Si sdraia sopra le lenzuola dalla sua parte e allunga il braccio fino dove può mentre, con gli occhi chiusi, cerca nella mente il ricordo di Gilbert. Ricorda il suo profumo, ricorda i segni della sua pelle, il sapore delle sue labbra, la consistenza dei suoi capelli. Ricorda il suono della sua voce, il colore dei suoi occhi, la forma del suo sorriso. Ricorda la sensazione d’avvolgergli i fianchi con un braccio, di stringerlo contro il proprio petto, di farlo sbuffare per orgoglio. Ricorda cosa significa sfiorargli con l’indice lo zigomo e la mascella, la bocca sottile e il pomo d’Adamo.
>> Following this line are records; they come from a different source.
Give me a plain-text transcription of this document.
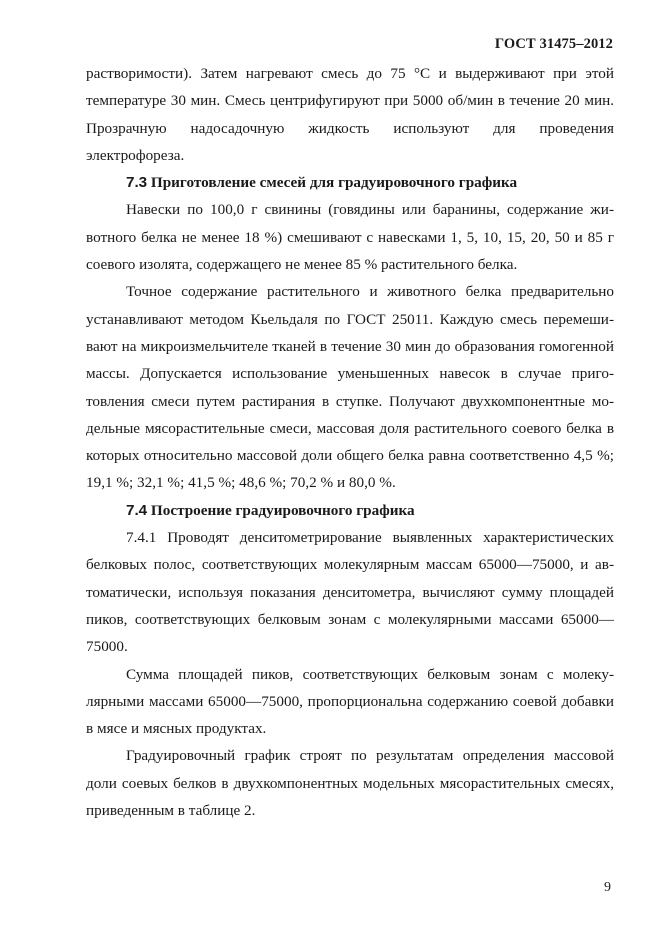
ГОСТ 31475–2012

растворимости). Затем нагревают смесь до 75 °С и выдерживают при этой температуре 30 мин. Смесь центрифугируют при 5000 об/мин в течение 20 мин. Прозрачную надосадочную жидкость используют для проведения электрофореза.

7.3 Приготовление смесей для градуировочного графика

Навески по 100,0 г свинины (говядины или баранины, содержание животного белка не менее 18 %) смешивают с навесками 1, 5, 10, 15, 20, 50 и 85 г соевого изолята, содержащего не менее 85 % растительного белка.

Точное содержание растительного и животного белка предварительно устанавливают методом Кьельдаля по ГОСТ 25011. Каждую смесь перемешивают на микроизмельчителе тканей в течение 30 мин до образования гомогенной массы. Допускается использование уменьшенных навесок в случае приготовления смеси путем растирания в ступке. Получают двухкомпонентные модельные мясорастительные смеси, массовая доля растительного соевого белка в которых относительно массовой доли общего белка равна соответственно 4,5 %; 19,1 %; 32,1 %; 41,5 %; 48,6 %; 70,2 % и 80,0 %.

7.4 Построение градуировочного графика

7.4.1 Проводят денситометрирование выявленных характеристических белковых полос, соответствующих молекулярным массам 65000—75000, и автоматически, используя показания денситометра, вычисляют сумму площадей пиков, соответствующих белковым зонам с молекулярными массами 65000—75000.

Сумма площадей пиков, соответствующих белковым зонам с молекулярными массами 65000—75000, пропорциональна содержанию соевой добавки в мясе и мясных продуктах.

Градуировочный график строят по результатам определения массовой доли соевых белков в двухкомпонентных модельных мясорастительных смесях, приведенным в таблице 2.

9
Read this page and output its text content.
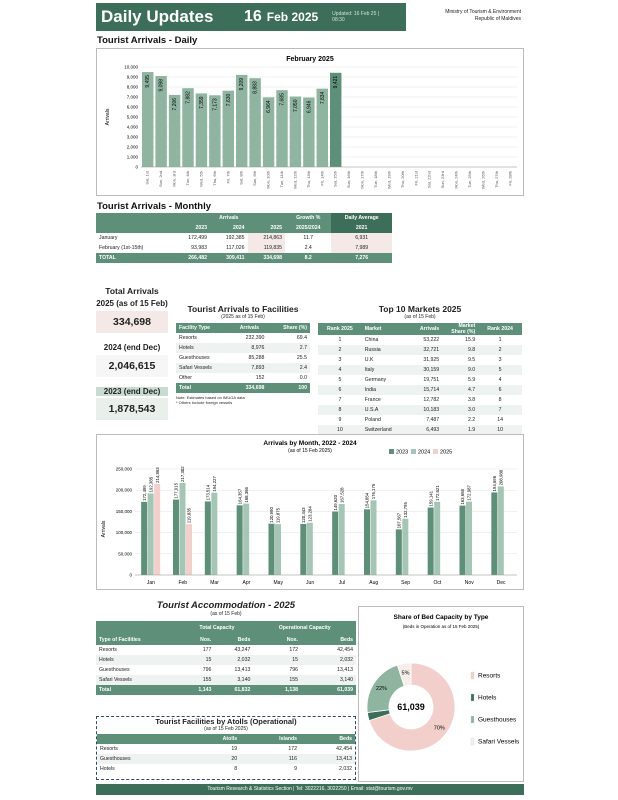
Daily Updates	16 Feb 2025	Updated: 16 Feb 25 | 08:30
Ministry of Tourism & Environment
Republic of Maldives
Tourist Arrivals - Daily
February 2025
Arrivals
0
1,000
2,000
3,000
4,000
5,000
6,000
7,000
8,000
9,000
10,000
Sat, 1st
9,495
Sun, 2nd
9,098
Mon, 3rd
7,206
Tue, 4th
7,882
Wed, 5th
7,359
Thu, 6th
7,173
Fri, 7th
7,630
Sat, 8th
9,209
Sun, 9th
8,883
Mon, 10th
6,964
Tue, 11th
7,685
Wed, 12th
7,050
Thu, 13th
6,946
Fri, 14th
7,834
Sat, 15th
9,421
Sun, 16th Mon, 17th Tue, 18th Wed, 19th Thu, 20th Fri, 21st Sat, 22nd Sun, 23rd Mon, 24th Tue, 25th Wed, 26th Thu, 27th Fri, 28th
Tourist Arrivals - Monthly
	Arrivals			Growth %	Daily Average
	2023	2024	2025	2025/2024	2021
January	172,499	192,385	214,863	11.7	6,931
February (1st-15th)	93,983	117,026	119,835	2.4	7,989
TOTAL	266,482	309,411	334,698	8.2	7,276
Total Arrivals
2025 (as of 15 Feb)
334,698
2024 (end Dec)
2,046,615
2023 (end Dec)
1,878,543
Tourist Arrivals to Facilities
(2025 as of 15 Feb)
Facility Type	Arrivals	Share (%)
Resorts	232,390	69.4
Hotels	8,976	2.7
Guesthouses	85,288	25.5
Safari Vessels	7,893	2.4
Other	152	0.0
Total	334,698	100
Note: Estimates based on IMUGA data
* Others include foreign vessels
Top 10 Markets 2025
(as of 15 Feb)
Rank 2025	Market	Arrivals	Market Share (%)	Rank 2024
1	China	53,222	15.9	1
2	Russia	32,721	9.8	2
3	U.K	31,925	9.5	3
4	Italy	30,159	9.0	5
5	Germany	19,751	5.9	4
6	India	15,714	4.7	6
7	France	12,782	3.8	8
8	U.S.A	10,183	3.0	7
9	Poland	7,487	2.2	14
10	Switzerland	6,493	1.9	10
Arrivals by Month, 2022 - 2024
(as of 15 Feb 2025)	2023 2024 2025
Arrivals
0
50,000
100,000
150,000
200,000
250,000
Jan
172,499
192,385
214,863
Feb
177,915
217,302
119,835
Mar
173,514
194,227
Apr
164,357 168,366
May
120,990 119,875
Jun
120,343 123,284
Jul
149,620 167,528
Aug
154,854
176,175
Sep
107,567
132,795
Oct
159,141 172,621
Nov
163,658 172,987
Dec
194,696 208,980
Tourist Accommodation - 2025
(as of 15 Feb)
	Total Capacity		Operational Capacity	
Type of Facilities	Nos.	Beds	Nos.	Beds
Resorts	177	43,247	172	42,454
Hotels	15	2,032	15	2,032
Guesthouses	796	13,413	796	13,413
Safari Vessels	155	3,140	155	3,140
Total	1,143	61,832	1,138	61,039
Tourist Facilities by Atolls (Operational)
(as of 15 Feb 2025)
	Atolls	Islands	Beds
Resorts	19	172	42,454
Guesthouses	20	116	13,413
Hotels	8	9	2,032
Share of Bed Capacity by Type
(Beds in Operation as of 15 Feb 2025)
70%
22%
5%
61,039
Resorts
Hotels
Guesthouses
Safari Vessels
Tourism Research & Statistics Section | Tel: 3022216, 3022250 | Email: stat@tourism.gov.mv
Ricorda cosa significa sentirsi bruciare perché l’altro gli ha preso tra le labbra le dita fino alle nocche e le sta succhiando guardandolo negli occhi.
Ma è la certezza di non poter rievocare il fantasma del calore benevolo a fargli ritrarre il braccio di scatto, quella notte come tutte le altre.
È il sapere che nessun altro calore sarà mai in grado di scaldargli il cuore come Gilbert a farlo girare dall’altra parte mentre cerca disperatamente di piangere, pur essendone incapace, giusto perché, forse, dopo aver pianto si sentirà un po’ meglio dato che pare che null’altro funzioni.
È la consapevolezza di volere Gilbert, lì di fianco a lui, Gilbert e nessun altro, nessuna imitazione, nessuna illusione, a farlo star male così, a fargli rimpiangere d’essere a metà tra l’avere un cuore di pietra e diamante ad averlo di cera disciolta.
Lo distrugge sapere di aver bisogno di lui perché nei propri occhi ci sia luce.
Lo distrugge sapere di essere un malato incurabile.
Lo distrugge sapere che Gilbert quel giorno ha detto la verità: quando Ivan lo aveva incolpato di quello che era diventato, delle sue passioni violente e sbagliate, del suo putrido desiderio d’un altro uomo.
Non puoi dare ai tuoi sporchi desideri il nome di qualcun altro.
Se un albero cade nel folto di una foresta, ma nessuno lo sente, fa rumore?

E niente, giuro che prima di scrivere tutto ciò ero una persona allegra che amava la vita, poi boh.
Spero di essere riuscita a far trasparire quello che io, personalmente, reputo il "vero" Ivan. Inizialmente doveva essere una RusPrus fatta e finita con tanto di pensieri di Gilbert, ma alla fine è venuta così e ne sono ugualmente abbastanza soddisfatta.